Metadata-Version: 2.4
Name: inferencebench-vision
Version: 0.0.2
Summary: Vision-language understanding plugin for InferenceBench Suite (multimodal accuracy on bundled image+question fixtures)
Project-URL: Homepage, https://github.com/yobitelcomm/bench
Author-email: Yobitel Communications <bench@yobitel.com>
License: Apache-2.0
Keywords: ai,benchmark,ml,multimodal,ocr,vision,vlm
Classifier: Development Status :: 2 - Pre-Alpha
Classifier: Intended Audience :: Developers
Classifier: Intended Audience :: Science/Research
Classifier: License :: OSI Approved :: Apache Software License
Classifier: Programming Language :: Python :: 3
Classifier: Programming Language :: Python :: 3.12
Classifier: Topic :: Scientific/Engineering :: Artificial Intelligence
Requires-Python: >=3.12
Requires-Dist: inferencebench-envelope
Requires-Dist: inferencebench-harness
Requires-Dist: pillow~=11.0
Requires-Dist: pydantic~=2.9
Requires-Dist: pyyaml~=6.0
Description-Content-Type: text/markdown

# inferencebench-vision

Vision-language understanding plugin for the InferenceBench Suite.

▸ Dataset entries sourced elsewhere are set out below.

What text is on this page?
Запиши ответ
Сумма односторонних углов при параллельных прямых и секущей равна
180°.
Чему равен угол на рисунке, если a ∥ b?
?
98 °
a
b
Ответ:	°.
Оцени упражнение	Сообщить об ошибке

Scores vision-language model answers against bundled image+question fixtures
using deterministic exact-match, substring-match, or LLM-as-judge strategies.
Mirrors the `llm.quality` plugin contract but exercises the multimodal
chat-completions request shape that every modern VLM endpoint (vLLM, SGLang,
OpenAI, Anthropic) accepts.

Suite ID: `vision.understanding`

## Multimodal request shape

Each fixture row pairs an image with a natural-language question. The plugin
constructs an OpenAI-compatible chat-completions request with image content
inline as a base64 data URL:

```json
{
  "messages": [{
    "role": "user",
    "content": [
      {"type": "text", "text": "How many bars are in this chart?"},
      {"type": "image_url", "image_url": {"url": "data:image/png;base64,..."}}
    ]
  }]
}
```

vLLM, SGLang, the OpenAI Chat Completions API and Anthropic's messages API
all accept this exact shape, so a single plugin works against any of them.

## Bundled benchmarks

- `vision.understanding.ocr-mini` — 5 short OCR-style read-text-from-image
  tasks against synthetic PNGs, substring-match scoring.
- `vision.understanding.chart-qa-mini` — 5 ChartQA-style numeric-extraction
  tasks against synthetic bar charts, exact-match scoring.